I didn’t quite understand why, but that doesn’t matter as the plot is purely designed to get us to a place where Sawyer leaps through the air from the extended arm of what is presumably The World’s Tallest Crane™ into The World’s Tallest Building™.
In short (and don’t quote me on this) Zhao is under attack from Kores Botha (Roland Møller), who Sarah later inexplicably tells police is Scandinavian when he clearly sounds South African, and is called Botha. Maybe that’s why they don’t entirely trust her or Will until they’ve seen him jump from The World’s Tallest Crane™ into The World’s Tallest Building™.
Botha has a grudge against Zhao, and has developed an ingenious if overcomplicated way to get his own back involving fire that starts when you add water, which seems like cheating to me. Suffice to say, Will’s wife and children are unexpectedly in the building as the flames take hold.
We’re never allowed to forget just how high we are. This is not a film for height phobics; even when Will isn’t peering over the side of the shattered building, we suddenly find the floor turns to clear glass and it’s like they’re lying in mid air.
That crazy leap is surprisingly thrilling once we’ve seen what it takes to get him there; and there’s an extraordinary Hall Of Motion Detector Panels on the top floor which doesn’t sound as snappy as a Hall Of Mirrors but actually (I can’t believe I’m saying this) is more impressive than the one in John Wick 2.
The pressure is relentless, and it does feel a bit wearing at times.
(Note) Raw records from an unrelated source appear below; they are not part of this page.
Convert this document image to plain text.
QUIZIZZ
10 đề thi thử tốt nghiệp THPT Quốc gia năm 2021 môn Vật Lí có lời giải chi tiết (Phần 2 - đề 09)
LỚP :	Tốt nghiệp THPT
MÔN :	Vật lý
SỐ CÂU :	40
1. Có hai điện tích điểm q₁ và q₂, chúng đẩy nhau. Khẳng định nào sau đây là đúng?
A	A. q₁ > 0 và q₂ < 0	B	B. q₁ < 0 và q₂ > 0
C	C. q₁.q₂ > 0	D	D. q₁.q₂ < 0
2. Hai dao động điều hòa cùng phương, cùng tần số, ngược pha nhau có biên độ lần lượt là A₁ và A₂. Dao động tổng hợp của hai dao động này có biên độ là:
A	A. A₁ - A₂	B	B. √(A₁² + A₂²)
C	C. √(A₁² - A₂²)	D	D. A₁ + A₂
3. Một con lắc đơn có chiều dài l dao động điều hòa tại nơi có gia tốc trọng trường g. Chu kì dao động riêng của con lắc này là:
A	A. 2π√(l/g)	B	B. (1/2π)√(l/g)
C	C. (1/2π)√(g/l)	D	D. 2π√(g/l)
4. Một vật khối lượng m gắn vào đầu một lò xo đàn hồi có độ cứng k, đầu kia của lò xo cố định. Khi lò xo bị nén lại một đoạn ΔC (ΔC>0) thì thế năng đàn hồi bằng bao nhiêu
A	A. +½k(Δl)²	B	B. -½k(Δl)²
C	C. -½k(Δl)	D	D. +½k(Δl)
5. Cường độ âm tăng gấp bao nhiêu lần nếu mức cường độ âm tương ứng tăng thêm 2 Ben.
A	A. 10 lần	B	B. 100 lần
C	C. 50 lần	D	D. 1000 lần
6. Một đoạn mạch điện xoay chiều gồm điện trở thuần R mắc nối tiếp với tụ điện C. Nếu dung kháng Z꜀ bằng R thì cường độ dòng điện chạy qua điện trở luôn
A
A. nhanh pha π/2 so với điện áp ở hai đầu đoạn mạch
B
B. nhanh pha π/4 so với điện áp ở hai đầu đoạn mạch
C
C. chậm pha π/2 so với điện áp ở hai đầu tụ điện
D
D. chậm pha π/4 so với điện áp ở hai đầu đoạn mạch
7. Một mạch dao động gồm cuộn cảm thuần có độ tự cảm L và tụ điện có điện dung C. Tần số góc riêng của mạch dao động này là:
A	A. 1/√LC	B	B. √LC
Though the frequent sections of Sawyer doing something foolhardily brave and yet ultimately successful are buoyed up by the crowd’s reactions, watching him on giant screens below. Unsurprisingly even as the police stand firm in considering him a potential criminal, he’s soon an anti-hero to the public (what great exploits nowadays don’t happen in the presence of an audience?)
This is a mad skyscraper caper™, but while it does allow the occasional humorous nod to itself and its overblown craziness, it isn’t too knowing.
And I’m glad we’ve found our way back to a place where we can enjoy mindless blockbusters without having to feel clever at the same time. I felt many things watching Skyscraper, but clever wasn’t one of them.
Though as a technophobe I was delighted to find out the best way to fix anything is indeed to switch it off and on again.